Há pouco dizia que considera que Pedro Passos Coelho ainda tem muito para dar ao país. Tendo em conta a idade que Pedro Passos Coelho tem, gostava de o voltar a ver como presidente do PSD e como candidato a primeiro-ministro?

Gostaria, sobretudo porque acho que há uma parte muito importante do trabalho que Pedro Passos Coelho não teve oportunidade de realizar. Tivemos um governo extraordinariamente difícil pelas circunstâncias em que o país estava. Tivemos de tomar muitas medidas difíceis e acho que o balanço só pode ser positivo: recuperamos a credibilidade internacional, pusemos o país novamente a crescer, o desemprego a diminuir e pusemos a economia numa trajetória positiva. Esse é um balanço que qualquer avaliação honesta reconhecerá.

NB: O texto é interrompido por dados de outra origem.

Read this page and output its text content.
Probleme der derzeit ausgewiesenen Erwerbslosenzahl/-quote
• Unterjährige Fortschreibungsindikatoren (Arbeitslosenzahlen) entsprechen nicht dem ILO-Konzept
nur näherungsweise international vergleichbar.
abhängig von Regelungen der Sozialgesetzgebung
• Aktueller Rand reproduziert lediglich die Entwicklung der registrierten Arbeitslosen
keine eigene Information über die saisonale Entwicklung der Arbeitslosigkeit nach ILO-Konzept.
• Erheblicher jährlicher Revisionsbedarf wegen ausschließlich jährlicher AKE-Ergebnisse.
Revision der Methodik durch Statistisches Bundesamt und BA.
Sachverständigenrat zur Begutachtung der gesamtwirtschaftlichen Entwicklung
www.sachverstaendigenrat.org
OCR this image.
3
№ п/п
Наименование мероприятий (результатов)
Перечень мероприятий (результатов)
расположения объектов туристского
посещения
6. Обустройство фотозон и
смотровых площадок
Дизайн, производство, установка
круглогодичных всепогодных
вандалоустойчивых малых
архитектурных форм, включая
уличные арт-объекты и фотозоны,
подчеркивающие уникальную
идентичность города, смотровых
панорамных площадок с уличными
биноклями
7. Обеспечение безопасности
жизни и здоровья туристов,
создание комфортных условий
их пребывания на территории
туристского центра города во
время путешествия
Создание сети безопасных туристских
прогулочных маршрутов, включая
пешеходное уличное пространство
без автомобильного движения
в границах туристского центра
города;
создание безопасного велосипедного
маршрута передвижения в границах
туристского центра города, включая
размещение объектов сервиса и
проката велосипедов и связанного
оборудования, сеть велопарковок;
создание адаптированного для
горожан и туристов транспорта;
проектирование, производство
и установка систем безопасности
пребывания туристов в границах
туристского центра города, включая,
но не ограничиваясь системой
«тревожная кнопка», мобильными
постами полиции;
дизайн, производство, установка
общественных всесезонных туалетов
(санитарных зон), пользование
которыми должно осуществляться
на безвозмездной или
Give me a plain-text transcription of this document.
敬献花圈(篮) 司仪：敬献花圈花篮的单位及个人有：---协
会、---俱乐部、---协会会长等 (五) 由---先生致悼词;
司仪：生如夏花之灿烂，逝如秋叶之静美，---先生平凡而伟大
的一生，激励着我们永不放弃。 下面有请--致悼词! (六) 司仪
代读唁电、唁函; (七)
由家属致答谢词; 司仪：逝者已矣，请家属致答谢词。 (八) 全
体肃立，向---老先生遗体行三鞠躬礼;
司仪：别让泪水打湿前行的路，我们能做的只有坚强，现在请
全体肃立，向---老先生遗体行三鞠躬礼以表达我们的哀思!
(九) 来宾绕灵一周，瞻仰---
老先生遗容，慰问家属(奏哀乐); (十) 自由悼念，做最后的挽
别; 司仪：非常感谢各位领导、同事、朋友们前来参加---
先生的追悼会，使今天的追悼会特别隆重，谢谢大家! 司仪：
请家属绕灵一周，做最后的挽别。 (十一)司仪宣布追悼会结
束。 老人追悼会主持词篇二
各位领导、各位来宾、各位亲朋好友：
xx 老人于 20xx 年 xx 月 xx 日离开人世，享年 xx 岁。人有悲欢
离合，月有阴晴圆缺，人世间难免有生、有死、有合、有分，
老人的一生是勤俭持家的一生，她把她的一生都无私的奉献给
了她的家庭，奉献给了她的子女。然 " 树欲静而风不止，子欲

Faltou-nos a oportunidade de governar em circunstâncias menos difíceis. As escolhas em política nunca são fáceis, sobretudo as que olham para o futuro mais do que para o dia seguinte. Foi uma oportunidade que o país perdeu. Agora não vou dizer se Pedro Passos Coelho pode ou deve. Acho que foi um excelente PM e poderia revelar-se mais ainda aos olhos dos portugueses com outras condições do que aquelas em que teve de governar. Ele é que saberá se quer voltar. Acho que Portugal tem a necessidade imperiosa de aproveitar os seus melhores, sempre e em todas as áreas, e na política também. Não podemos ser um país que desperdiça os seus melhores recursos porque há uma mudança de ciclo político ou porque determinada pessoa não agradou a este ou aquele. Não tenho qualquer dúvida de colocar PPC num ponto muito elevado entre esses melhores.

Liderar o PSD?
“Em política não se deve dizer nunca. Não tenho essa intenção mas tenho 50 anos, porque não?”

Está disponível para ajudar Rui Rio naquilo que ele precisar e também para integrar algum órgão do partido, se for convidada para isso, ou, tal como outros militantes do PSD e deputados, tomou a decisão de dizer que não aceitaria qualquer cargo?

Acho que não faria sentido. Sou deputada e deputada municipal em Almada e entendo que nestas duas posições posso e farei o possível para contribuir para os resultados positivos do PSD e, sobretudo, para que o país tenha uma alternativa que, do meu ponto de vista, é francamente melhor. Mas pretendo manter-me nestas duas posições apenas e fazer a este a nível o que estiver ao meu alcance.